Idec diz que decisão do STF vai prejudicar usuários de planos de saúde

© Marcello Casal JrAgência Brasil

O Instituto de Defesa de Consumidores (Idec) manifestou preocupação com a recente decisão do Supremo Tribunal Federal (STF) que versa sobre a cobertura de procedimentos não listados pela Agência Nacional de Saúde Suplementar (ANS) pelos planos de saúde. Segundo a instituição, a medida pode ser “gravemente prejudicial” aos usuários, priorizando aspectos econômicos das operadoras em detrimento da saúde dos pacientes.

A decisão do STF valida uma lei de 2022 que obriga os planos a cobrir tratamentos fora do rol da ANS, mas estabelece critérios específicos para a autorização desses procedimentos. Para o advogado Walter Moura, do Idec, a situação criada é “pior” do que a anterior, motivando inclusive a edição de uma lei para proteger o consumidor.

Por outro lado, a Federação dos Hospitais, Clínicas, Laboratórios e Estabelecimentos de Saúde do Estado de São Paulo (FeSaúde) defende a necessidade de segurança jurídica e equilíbrio regulatório no setor. O presidente da entidade, Francisco Balestrin, argumenta que o rol de procedimentos não deve ser absoluto, mas também não pode ser um “convite a coberturas sem limites”, e defende o reconhecimento da ANS como instância técnica para atualização da lista.

O julgamento no STF decorreu de uma ação contra trechos da Lei 14.454/2022, que define que as operadoras devem cobrir tratamentos e exames não previstos no rol da ANS. A lei surgiu após decisão do STJ que entendia o rol da ANS como taxativo, o que impedia a cobertura de procedimentos não listados.
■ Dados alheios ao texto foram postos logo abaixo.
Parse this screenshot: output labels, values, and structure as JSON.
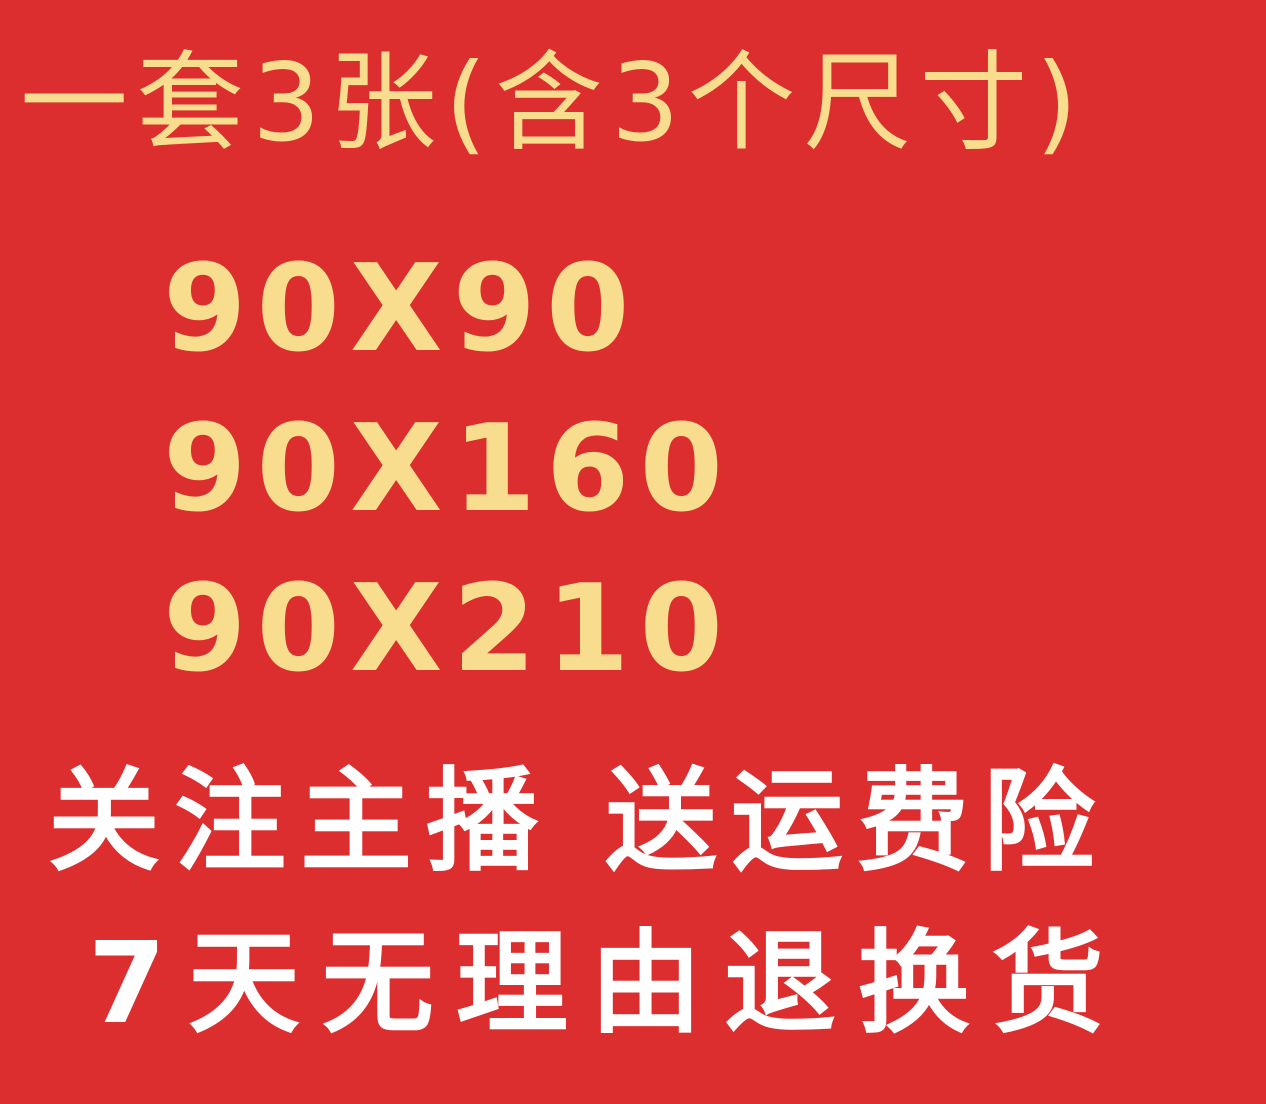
{
  "colors": {
    "background": "#dc2e2e",
    "size_text": "#f9dd8e",
    "promo_text": "#ffffff"
  },
  "banner": {
    "title": "一套3张(含3个尺寸)",
    "sizes": [
      "90X90",
      "90X160",
      "90X210"
    ],
    "promo_line_1": "关注主播 送运费险",
    "promo_line_2": "7天无理由退换货"
  }
}
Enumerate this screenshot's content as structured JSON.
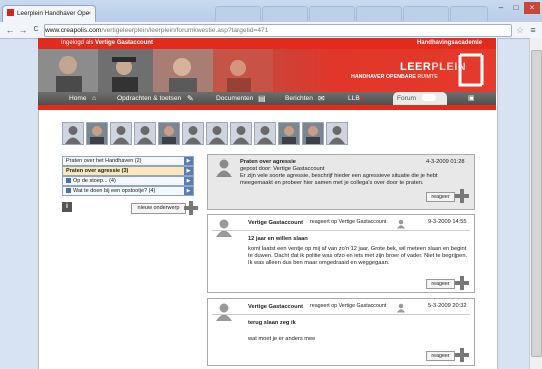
{
  "browser": {
    "tab_title": "Leerplein Handhaver Ope",
    "tab_close": "×",
    "url_scheme": "www.creapolis.com",
    "url_path": "/vertigeleerplein/leerplein/forumkwestie.asp?targetid=471",
    "back": "←",
    "forward": "→",
    "reload": "C",
    "star": "☆",
    "menu": "≡",
    "minimize": "–",
    "maximize": "□",
    "close": "×"
  },
  "header": {
    "logged_in_prefix": "Ingelogd als",
    "logged_in_user": "Vertige Gastaccount",
    "academy": "Handhavingsacademie",
    "logo_part1": "LEER",
    "logo_part2": "PLEIN",
    "subtitle1": "HANDHAVER OPENBARE",
    "subtitle2": "RUIMTE"
  },
  "menu": {
    "home": "Home",
    "opdrachten": "Opdrachten & toetsen",
    "documenten": "Documenten",
    "berichten": "Berichten",
    "llb": "LLB",
    "forum": "Forum"
  },
  "categories": [
    {
      "label": "Praten over het Handhaven (2)"
    },
    {
      "label": "Praten over agressie (3)"
    },
    {
      "label": "Op de stoep... (4)"
    },
    {
      "label": "Wat te doen bij een opstootje? (4)"
    }
  ],
  "actions": {
    "info": "i",
    "new_topic": "nieuw onderwerp"
  },
  "thread": {
    "title": "Praten over agressie",
    "posted_by": "gepost door: Vertige Gastaccount",
    "date": "4-3-2009 01:28",
    "body": "Er zijn vele soorte agressie, beschrijf hieder een agressieve situatie die je hebt meegemaakt en probeer hier samen met je collega's over door te praten.",
    "reply_label": "reageer"
  },
  "replies": [
    {
      "author": "Vertige Gastaccount",
      "reply_to": "reageert op Vertige Gastaccount",
      "date": "9-3-2009 14:55",
      "subject": "12 jaar en willen slaan",
      "body": "komt laatst een ventje op mij af van zo'n 12 jaar. Grote bek, wil meteen slaan en begint te duwen. Dacht dat ik politie was ofzo en iets met zijn broer of vader. Niet te begrijpen. Ik was alleen dus ben maar omgedraaid en weggegaan.",
      "reply_label": "reageer"
    },
    {
      "author": "Vertige Gastaccount",
      "reply_to": "reageert op Vertige Gastaccount",
      "date": "5-3-2009 20:32",
      "subject": "terug slaan zeg ik",
      "body": "wat moet je er anders mee",
      "reply_label": "reageer"
    }
  ],
  "colors": {
    "brand_red": "#e32b1c",
    "menu_gray": "#5a5a5a",
    "selected_category": "#fde7b8"
  }
}
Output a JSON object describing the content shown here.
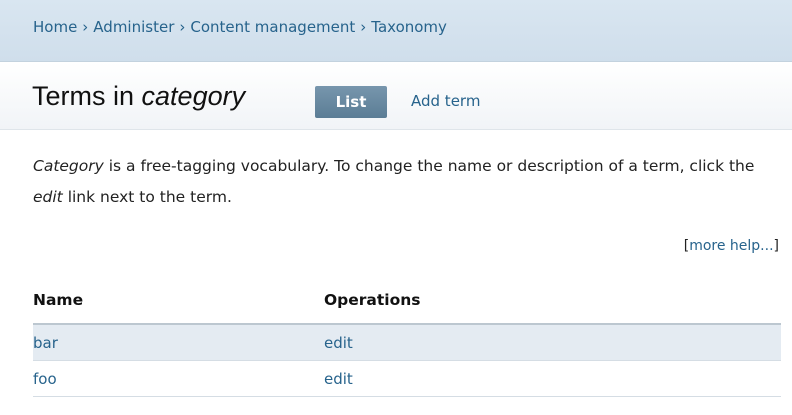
{
  "breadcrumb": {
    "items": [
      "Home",
      "Administer",
      "Content management",
      "Taxonomy"
    ],
    "separator": "›"
  },
  "page": {
    "title_prefix": "Terms in ",
    "title_vocab": "category"
  },
  "tabs": {
    "list_label": "List",
    "add_label": "Add term"
  },
  "description": {
    "vocab_name": "Category",
    "text_part1": " is a free-tagging vocabulary. To change the name or description of a term, click the ",
    "edit_word": "edit",
    "text_part2": " link next to the term."
  },
  "help": {
    "open_bracket": "[",
    "link_label": "more help...",
    "close_bracket": "]"
  },
  "table": {
    "headers": [
      "Name",
      "Operations"
    ],
    "rows": [
      {
        "name": "bar",
        "operation": "edit"
      },
      {
        "name": "foo",
        "operation": "edit"
      }
    ]
  },
  "colors": {
    "link": "#27638c",
    "breadcrumb_bg": "#d9e6f1",
    "active_tab": "#5b7d95",
    "row_stripe": "#e4ebf2"
  }
}
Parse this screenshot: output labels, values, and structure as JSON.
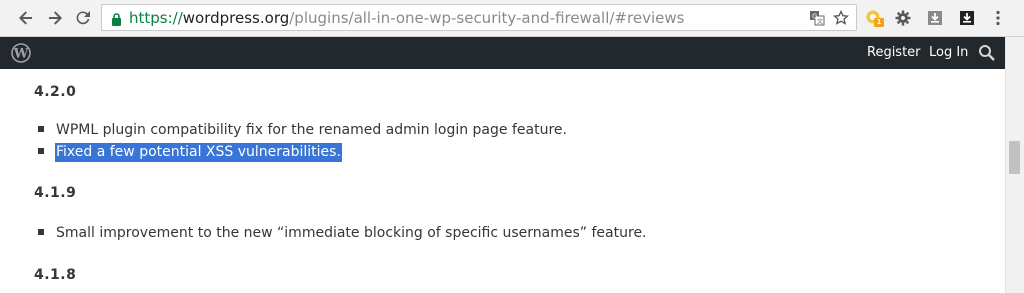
{
  "browser": {
    "url_scheme": "https://",
    "url_host": "wordpress.org",
    "url_path": "/plugins/all-in-one-wp-security-and-firewall/#reviews",
    "extension_badge": "1",
    "icons": [
      "back-icon",
      "forward-icon",
      "reload-icon",
      "lock-icon",
      "translate-icon",
      "star-icon",
      "extension-icon",
      "settings-gear-icon",
      "download-icon",
      "download-dark-icon",
      "menu-icon"
    ]
  },
  "wpbar": {
    "register": "Register",
    "login": "Log In"
  },
  "changelog": [
    {
      "version": "4.2.0",
      "items": [
        "WPML plugin compatibility fix for the renamed admin login page feature.",
        "Fixed a few potential XSS vulnerabilities."
      ]
    },
    {
      "version": "4.1.9",
      "items": [
        "Small improvement to the new “immediate blocking of specific usernames” feature."
      ]
    },
    {
      "version": "4.1.8",
      "items": []
    }
  ],
  "colors": {
    "selection": "#3875d7",
    "wpbar": "#23282d",
    "https_green": "#0b8043"
  }
}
A legislação alterou essa interpretação, tornando o rol exemplificativo.

A decisão do STF mantém o rol exemplificativo, mas impõe cinco parâmetros cumulativos para a autorização de tratamentos fora da lista, incluindo a prescrição por profissional habilitado, a inexistência de negativa da ANS, a ausência de alternativa terapêutica já listada, a comprovação de eficácia e segurança baseada em evidências, e o registro na Anvisa.

Em casos de decisões judiciais sobre tratamentos fora do rol, o STF estabeleceu que o juiz deve verificar se houve requerimento prévio à operadora, analisar informações do Núcleo de Apoio Técnico do Poder Judiciário (NATJUS) e, em caso de liminar favorável ao usuário, notificar a ANS sobre a possível inclusão do tratamento no rol. O descumprimento dessas orientações pode levar à anulação da decisão judicial.